Speaking of the individual scripting commands' functions, how do we make them? Here is a very simple example :

Public Function ExecuteCmdFoo(a() As String) As Integer Debug.Print a(0) Foo = 1 End Function

Basically, you create a function for each of your possible scripting commands, named the same as the command but prefixed with 'ExecuteCmd'. In the above example, the command that would call this function would be 'Foo'. By returning a value of 1, the call to ExecuteCommand would also return a value of 1. The return value gets passed down the chain, you can return values from your 'wrapped' command functions.

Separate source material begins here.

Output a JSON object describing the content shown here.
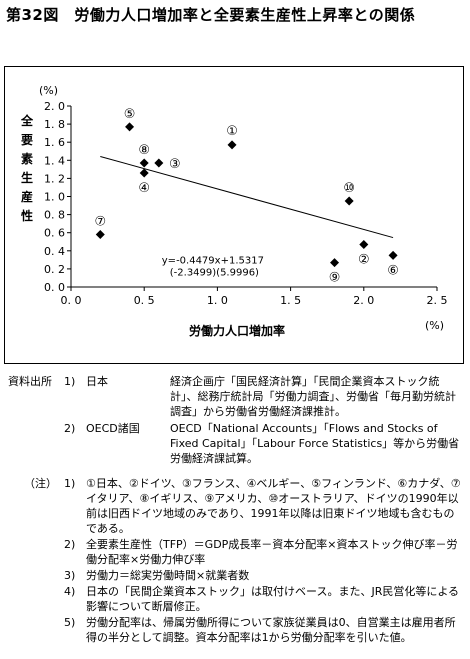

The only 'sad' part about using CallByName is that the functions *must* be Public, not Private. But, having those command functions public can actually be a good thing; You can use them from within your code as well. For example, say you had a tile-based game with multiple maps, and you knew that every single map would be linked in a uniform fashion to other maps on the edge tiles. You could have a scripting command 'TeleportToMap' that could not only be used in your scripts for events such as walking onto a door tile to bring you inside a building, but you could have your player movement code check all the time if the player moves off the map, and call the ExecuteCmdTeleportToMap function without the 'wrapper' ExecuteCommand function to move the player to the adjacent map. Therefore, it's not so bad to have the functions public anyways.